In their experiments, CodeSteer outperformed all nine baseline methods assessed, increasing the average accuracy from 53.3% to 86.4%. It maintains similar performance on invisible tasks and various LLMs.
Furthermore, general purpose models reinforced with CodeSteer can achieve higher accuracy than cutting-edge models designed to focus on complex inference and planning, but with much less calculations.

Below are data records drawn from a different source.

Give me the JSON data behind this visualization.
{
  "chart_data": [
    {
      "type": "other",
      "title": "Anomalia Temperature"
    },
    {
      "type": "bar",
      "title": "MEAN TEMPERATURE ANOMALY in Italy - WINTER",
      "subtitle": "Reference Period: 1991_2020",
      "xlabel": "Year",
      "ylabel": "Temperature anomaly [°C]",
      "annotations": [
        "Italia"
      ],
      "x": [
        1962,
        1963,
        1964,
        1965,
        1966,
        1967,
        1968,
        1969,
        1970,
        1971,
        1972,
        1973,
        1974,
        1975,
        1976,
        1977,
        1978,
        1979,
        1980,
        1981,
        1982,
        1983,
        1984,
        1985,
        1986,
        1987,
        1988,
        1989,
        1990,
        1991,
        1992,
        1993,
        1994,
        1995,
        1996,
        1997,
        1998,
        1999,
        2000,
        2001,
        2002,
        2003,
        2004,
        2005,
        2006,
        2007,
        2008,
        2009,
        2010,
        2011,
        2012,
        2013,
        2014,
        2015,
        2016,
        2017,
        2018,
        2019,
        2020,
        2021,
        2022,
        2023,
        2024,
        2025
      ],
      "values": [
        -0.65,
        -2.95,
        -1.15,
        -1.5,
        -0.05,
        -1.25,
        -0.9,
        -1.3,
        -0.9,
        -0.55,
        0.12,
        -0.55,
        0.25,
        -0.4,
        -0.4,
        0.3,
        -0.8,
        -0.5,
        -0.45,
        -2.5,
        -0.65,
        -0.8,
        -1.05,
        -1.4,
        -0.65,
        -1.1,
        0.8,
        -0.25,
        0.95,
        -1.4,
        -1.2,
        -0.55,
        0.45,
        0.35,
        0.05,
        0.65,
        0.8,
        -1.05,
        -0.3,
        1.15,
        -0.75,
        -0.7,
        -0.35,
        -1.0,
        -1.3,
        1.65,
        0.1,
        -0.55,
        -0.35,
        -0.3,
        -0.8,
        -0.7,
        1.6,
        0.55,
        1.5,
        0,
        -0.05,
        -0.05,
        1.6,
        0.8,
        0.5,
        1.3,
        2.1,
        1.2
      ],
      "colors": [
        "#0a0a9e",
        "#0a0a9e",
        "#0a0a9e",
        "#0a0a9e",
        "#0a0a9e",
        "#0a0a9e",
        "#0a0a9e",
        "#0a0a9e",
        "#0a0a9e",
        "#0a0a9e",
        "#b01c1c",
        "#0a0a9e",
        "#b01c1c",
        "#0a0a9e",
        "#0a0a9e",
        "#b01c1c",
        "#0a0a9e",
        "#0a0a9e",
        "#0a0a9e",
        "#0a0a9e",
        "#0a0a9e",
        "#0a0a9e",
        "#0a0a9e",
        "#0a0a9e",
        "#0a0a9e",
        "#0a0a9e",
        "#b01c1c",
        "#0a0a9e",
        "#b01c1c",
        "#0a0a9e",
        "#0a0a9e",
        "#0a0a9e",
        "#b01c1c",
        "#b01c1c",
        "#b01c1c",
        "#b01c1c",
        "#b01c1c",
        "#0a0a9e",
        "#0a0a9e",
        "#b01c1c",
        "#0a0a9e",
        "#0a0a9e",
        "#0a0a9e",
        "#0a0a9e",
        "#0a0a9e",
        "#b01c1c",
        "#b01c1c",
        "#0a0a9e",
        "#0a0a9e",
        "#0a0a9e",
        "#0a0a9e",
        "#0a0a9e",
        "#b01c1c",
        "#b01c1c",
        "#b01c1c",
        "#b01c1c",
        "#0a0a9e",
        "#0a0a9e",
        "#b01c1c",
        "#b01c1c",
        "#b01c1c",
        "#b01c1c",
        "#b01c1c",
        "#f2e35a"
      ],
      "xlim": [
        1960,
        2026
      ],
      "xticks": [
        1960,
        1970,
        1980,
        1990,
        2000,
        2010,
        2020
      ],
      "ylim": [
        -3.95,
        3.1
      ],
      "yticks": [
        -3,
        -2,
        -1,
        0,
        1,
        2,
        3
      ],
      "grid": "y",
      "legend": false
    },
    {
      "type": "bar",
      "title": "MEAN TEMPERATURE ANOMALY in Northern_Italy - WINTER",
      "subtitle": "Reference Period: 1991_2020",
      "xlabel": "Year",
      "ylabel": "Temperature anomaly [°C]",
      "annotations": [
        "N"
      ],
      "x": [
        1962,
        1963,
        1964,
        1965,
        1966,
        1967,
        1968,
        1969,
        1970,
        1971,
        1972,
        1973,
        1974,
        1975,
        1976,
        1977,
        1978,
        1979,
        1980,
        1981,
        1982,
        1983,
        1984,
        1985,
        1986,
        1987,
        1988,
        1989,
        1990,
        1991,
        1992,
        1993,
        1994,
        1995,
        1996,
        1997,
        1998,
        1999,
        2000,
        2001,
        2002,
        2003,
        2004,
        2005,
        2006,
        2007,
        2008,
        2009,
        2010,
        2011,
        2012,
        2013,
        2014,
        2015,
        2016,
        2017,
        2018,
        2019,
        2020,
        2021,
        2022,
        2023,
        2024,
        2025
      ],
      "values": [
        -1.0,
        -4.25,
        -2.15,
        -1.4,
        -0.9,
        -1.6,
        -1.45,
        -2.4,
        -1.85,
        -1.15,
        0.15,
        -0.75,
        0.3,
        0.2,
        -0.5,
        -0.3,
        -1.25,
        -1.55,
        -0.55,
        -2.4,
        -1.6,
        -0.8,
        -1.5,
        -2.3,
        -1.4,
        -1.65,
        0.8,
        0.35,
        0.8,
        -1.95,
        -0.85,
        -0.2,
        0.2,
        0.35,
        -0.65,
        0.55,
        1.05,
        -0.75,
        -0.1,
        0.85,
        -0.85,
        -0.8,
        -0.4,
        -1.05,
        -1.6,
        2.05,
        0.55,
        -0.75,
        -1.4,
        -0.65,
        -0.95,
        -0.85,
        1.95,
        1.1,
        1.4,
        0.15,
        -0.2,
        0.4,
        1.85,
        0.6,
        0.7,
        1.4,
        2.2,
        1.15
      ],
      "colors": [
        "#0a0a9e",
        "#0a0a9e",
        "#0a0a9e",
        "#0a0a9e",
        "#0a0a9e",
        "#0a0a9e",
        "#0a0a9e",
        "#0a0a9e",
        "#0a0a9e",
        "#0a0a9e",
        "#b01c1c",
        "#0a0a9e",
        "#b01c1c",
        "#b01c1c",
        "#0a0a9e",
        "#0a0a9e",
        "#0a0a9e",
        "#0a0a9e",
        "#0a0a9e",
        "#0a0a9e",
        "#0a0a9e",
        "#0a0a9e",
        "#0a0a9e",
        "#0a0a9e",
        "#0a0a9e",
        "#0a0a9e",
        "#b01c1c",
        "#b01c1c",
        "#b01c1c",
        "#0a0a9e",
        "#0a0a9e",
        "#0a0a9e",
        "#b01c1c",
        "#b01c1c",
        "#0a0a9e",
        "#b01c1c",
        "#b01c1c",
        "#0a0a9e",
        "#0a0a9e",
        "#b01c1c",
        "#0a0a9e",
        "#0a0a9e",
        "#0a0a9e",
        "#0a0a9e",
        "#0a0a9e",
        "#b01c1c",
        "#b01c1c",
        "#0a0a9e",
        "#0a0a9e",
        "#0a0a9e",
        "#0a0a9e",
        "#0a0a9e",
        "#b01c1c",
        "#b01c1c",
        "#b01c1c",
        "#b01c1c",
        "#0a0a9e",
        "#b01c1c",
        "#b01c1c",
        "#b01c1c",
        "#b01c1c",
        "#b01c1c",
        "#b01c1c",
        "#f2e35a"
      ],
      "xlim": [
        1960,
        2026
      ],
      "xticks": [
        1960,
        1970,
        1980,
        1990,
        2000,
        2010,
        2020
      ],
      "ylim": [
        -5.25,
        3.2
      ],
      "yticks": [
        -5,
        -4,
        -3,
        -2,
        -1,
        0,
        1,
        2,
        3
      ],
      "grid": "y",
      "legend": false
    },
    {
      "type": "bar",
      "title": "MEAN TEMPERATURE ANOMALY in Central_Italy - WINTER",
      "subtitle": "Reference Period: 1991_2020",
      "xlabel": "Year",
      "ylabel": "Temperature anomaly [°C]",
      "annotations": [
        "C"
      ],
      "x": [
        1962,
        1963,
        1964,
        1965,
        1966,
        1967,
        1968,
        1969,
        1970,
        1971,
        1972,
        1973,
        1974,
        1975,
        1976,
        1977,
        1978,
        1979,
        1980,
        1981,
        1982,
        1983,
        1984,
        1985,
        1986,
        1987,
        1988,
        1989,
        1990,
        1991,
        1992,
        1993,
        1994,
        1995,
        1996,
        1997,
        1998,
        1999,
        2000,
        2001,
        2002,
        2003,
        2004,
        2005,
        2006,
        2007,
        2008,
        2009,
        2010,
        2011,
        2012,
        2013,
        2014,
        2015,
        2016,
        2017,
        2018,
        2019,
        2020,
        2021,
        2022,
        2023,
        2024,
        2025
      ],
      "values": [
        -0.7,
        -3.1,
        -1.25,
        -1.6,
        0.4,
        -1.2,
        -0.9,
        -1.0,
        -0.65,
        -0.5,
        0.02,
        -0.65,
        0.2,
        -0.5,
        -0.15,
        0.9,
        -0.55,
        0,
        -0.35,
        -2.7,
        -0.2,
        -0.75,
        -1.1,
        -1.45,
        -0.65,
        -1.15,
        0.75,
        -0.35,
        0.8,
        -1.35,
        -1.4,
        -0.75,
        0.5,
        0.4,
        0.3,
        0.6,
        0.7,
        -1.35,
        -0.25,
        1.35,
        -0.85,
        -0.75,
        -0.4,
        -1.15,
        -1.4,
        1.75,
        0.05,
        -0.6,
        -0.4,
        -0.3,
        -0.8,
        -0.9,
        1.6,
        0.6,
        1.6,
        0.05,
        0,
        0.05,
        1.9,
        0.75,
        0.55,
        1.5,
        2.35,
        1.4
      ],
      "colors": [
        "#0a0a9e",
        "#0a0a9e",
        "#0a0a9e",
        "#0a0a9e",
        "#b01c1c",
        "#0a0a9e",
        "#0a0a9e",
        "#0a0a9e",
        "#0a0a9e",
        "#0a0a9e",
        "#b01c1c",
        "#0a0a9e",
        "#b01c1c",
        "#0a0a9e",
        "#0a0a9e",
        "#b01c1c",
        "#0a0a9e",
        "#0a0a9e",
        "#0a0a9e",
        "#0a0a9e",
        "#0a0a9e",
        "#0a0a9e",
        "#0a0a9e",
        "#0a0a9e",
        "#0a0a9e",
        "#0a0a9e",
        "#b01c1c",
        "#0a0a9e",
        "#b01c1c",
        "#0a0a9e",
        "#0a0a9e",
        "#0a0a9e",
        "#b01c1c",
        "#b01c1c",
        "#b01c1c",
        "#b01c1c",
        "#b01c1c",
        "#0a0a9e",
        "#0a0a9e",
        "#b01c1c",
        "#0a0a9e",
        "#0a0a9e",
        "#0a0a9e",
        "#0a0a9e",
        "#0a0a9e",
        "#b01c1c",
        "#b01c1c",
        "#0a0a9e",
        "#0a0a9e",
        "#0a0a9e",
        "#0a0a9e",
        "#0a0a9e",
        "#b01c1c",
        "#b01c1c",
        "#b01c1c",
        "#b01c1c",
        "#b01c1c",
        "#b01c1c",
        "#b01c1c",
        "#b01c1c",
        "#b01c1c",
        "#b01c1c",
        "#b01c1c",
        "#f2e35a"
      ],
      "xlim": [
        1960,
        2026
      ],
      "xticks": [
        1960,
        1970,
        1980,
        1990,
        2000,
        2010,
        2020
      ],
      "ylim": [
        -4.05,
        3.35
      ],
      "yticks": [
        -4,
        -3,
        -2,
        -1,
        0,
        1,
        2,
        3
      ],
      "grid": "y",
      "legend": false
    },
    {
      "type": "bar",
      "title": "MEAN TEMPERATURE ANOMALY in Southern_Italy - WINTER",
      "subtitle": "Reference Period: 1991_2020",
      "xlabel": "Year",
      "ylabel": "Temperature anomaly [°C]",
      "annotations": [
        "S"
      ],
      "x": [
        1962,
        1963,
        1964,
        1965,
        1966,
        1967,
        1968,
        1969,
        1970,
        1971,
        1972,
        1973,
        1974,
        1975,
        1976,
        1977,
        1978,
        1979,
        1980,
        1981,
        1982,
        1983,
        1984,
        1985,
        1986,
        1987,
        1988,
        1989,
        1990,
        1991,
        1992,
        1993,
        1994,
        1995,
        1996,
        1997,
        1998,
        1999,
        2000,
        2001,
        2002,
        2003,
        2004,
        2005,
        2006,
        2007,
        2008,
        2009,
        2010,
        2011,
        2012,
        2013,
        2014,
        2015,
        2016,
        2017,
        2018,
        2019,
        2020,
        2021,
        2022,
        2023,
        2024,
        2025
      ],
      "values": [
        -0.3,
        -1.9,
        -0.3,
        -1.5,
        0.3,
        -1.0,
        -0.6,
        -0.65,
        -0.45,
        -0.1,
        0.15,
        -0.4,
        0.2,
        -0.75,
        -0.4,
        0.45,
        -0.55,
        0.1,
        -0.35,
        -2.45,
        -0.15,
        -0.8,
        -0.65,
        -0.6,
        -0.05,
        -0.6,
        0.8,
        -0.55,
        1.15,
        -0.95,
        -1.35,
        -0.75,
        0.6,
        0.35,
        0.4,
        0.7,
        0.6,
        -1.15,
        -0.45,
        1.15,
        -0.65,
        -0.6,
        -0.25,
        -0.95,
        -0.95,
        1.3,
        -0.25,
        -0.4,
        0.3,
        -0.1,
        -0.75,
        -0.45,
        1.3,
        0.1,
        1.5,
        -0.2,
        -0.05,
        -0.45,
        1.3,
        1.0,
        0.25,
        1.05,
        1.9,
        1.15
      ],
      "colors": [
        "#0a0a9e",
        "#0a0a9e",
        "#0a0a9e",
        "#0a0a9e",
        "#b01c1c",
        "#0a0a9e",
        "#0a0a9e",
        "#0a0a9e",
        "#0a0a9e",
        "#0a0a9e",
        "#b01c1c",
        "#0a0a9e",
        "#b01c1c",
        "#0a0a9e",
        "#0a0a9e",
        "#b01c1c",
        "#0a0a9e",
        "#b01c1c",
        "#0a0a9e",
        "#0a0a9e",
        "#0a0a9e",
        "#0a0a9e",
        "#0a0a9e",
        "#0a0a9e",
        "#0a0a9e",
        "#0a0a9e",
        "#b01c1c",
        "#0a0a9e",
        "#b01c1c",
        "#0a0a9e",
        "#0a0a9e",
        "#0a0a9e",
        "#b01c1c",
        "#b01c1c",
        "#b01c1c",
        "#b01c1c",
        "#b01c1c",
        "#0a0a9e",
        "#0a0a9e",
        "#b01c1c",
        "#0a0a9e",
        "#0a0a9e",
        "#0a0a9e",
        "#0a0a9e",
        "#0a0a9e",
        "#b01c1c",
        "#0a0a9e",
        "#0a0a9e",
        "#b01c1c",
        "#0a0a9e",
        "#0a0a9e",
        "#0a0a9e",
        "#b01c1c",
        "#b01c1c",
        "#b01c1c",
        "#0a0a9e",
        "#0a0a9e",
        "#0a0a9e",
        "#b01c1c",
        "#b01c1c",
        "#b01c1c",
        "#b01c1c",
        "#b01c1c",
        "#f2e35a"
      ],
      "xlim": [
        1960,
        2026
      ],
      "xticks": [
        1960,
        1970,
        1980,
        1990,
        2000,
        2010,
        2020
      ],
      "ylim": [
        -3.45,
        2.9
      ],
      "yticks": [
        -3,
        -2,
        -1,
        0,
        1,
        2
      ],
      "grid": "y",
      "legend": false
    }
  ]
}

“Our method uses unique features of LLM. By extending the ability to use LLM smartly to use coding, we can use already very powerful models to improve performance,” says Chen.
In the future, researchers want to streamline Codesteer and speed up the iterative prompt process. Furthermore, they are studying how to effectively fine-tune a unified model with the ability to switch between text inference and code generation rather than relying on another assistant.
“The author presents an elegant solution to the key challenges of tooling use in LLMS. This simple yet impactful approach allows cutting-edge LLMs to achieve significant performance improvements without the need for direct tweaking.” “This study represents a significant contribution that promises to significantly enhance application to the diverse tasks that LLMS is currently struggling with.”
“The success in training smaller, specialized models to strategically guide large, sophisticated models is especially impactful,” said Chi Wang, senior staff scientist at Google Deepmind, who was not involved in the work. “This intelligent collaboration between diverse AI ‘agents’ pave the way for more robust and versatile applications in complex real-world scenarios. ”
This research is supported in part by the U.S. Naval Research Office and the MIT-IBM Watson AI Lab.